Twitter per esempio già dallo scorso anno aveva introdotto in versione beta “Spaces”, una funzionalità che permetteva agli utenti di creare le proprie stanze audio. Oggi, dopo una fase di test su iOS, l’applicazione sarà disponibile anche su dispositivi Android. Tra le differenze rispetto a Clubhouse c’è il limite ai relatori e che tutte le stanze sono pubbliche.

Anche Facebook sta progettando un sistema di room audio, Facebook Live Audio Room, anche in questo caso ci sarà un organizzatore, degli speaker e degli ascoltatori. La novità più grande è che queste room si potranno registrare e utilizzare come se fossero dei veri e propri podcast. Sul fronte più professionale, quello di Linkedin, si punterà sulla costruzione del proprio network; le room saranno destinate alla condivisione di esperienze professionali e interscambio di competenze. Linkedin promette anche una funzionalità evoluta per la moderazione delle stanze, la cui mancanza in Clubhouse ha suscitato polemiche soprattutto riguardo ad episodi di razzismo o hate speech.

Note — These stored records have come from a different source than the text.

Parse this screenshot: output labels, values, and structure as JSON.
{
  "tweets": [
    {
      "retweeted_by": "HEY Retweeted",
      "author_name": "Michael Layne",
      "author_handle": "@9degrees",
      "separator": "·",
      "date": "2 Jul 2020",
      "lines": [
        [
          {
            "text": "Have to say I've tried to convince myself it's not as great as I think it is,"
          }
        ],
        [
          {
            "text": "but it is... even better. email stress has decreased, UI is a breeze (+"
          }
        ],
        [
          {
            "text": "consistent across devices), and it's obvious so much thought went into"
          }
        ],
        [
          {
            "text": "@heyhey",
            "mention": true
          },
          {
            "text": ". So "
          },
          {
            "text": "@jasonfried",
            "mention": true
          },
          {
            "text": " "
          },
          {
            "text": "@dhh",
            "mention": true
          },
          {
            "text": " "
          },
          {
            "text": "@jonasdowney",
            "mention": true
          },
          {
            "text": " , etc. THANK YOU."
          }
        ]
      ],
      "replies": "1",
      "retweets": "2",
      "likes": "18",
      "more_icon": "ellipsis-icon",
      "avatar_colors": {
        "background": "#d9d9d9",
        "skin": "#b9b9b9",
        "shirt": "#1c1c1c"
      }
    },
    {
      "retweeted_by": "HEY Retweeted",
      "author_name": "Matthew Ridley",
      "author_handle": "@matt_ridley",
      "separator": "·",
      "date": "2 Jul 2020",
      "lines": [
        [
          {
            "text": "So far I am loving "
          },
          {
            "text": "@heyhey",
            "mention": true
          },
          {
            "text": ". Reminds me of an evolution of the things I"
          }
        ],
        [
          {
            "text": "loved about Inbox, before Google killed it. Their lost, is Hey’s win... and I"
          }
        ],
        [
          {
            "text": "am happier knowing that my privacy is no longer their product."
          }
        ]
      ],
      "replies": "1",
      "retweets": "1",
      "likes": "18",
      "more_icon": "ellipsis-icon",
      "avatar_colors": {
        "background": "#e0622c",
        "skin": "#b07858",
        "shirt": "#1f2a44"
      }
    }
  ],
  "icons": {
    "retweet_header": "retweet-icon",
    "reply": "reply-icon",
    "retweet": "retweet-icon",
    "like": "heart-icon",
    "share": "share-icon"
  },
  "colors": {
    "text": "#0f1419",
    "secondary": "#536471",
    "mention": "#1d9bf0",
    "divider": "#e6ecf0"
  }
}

Anche piattaforme da sempre dedicate ai contenuti audio si stanno organizzando, Spotify per esempio sta trattando l’acquisto di Betty Labs, l’azienda che ha progettato Locker Room, una App social audio incentrata sullo sport. Con ogni probabilità questo concetto verrà esteso alla musica con la finalità di creare una coda di conversazioni intorno ai brani musicali e ai podcast.

Chi invece non ha bisogno di costruire una funzionalità ex novo ma può semplicemente integrare caratteristiche si sta organizzando in modo rapido. È il caso delle app di Instant Messaging come Slack e Telegram. La prima per permettere ai membri di conversare come se fossero in ufficio, la seconda con lo sviluppo di funzioni ampiamente annunciate da qualche anno come le chat vocali 2.0 che permettono la partecipazione di utenti illimitati. Insomma questo periodo di pandemia ci ha insegnato a utilizzare i sistemi di videoconferenza, oggi proviamo a eliminare qualcosa (il video) per ottenere qualcosa in più (conversazioni più spontanee). Il trend continuerà anche finita l’emergenza Covid?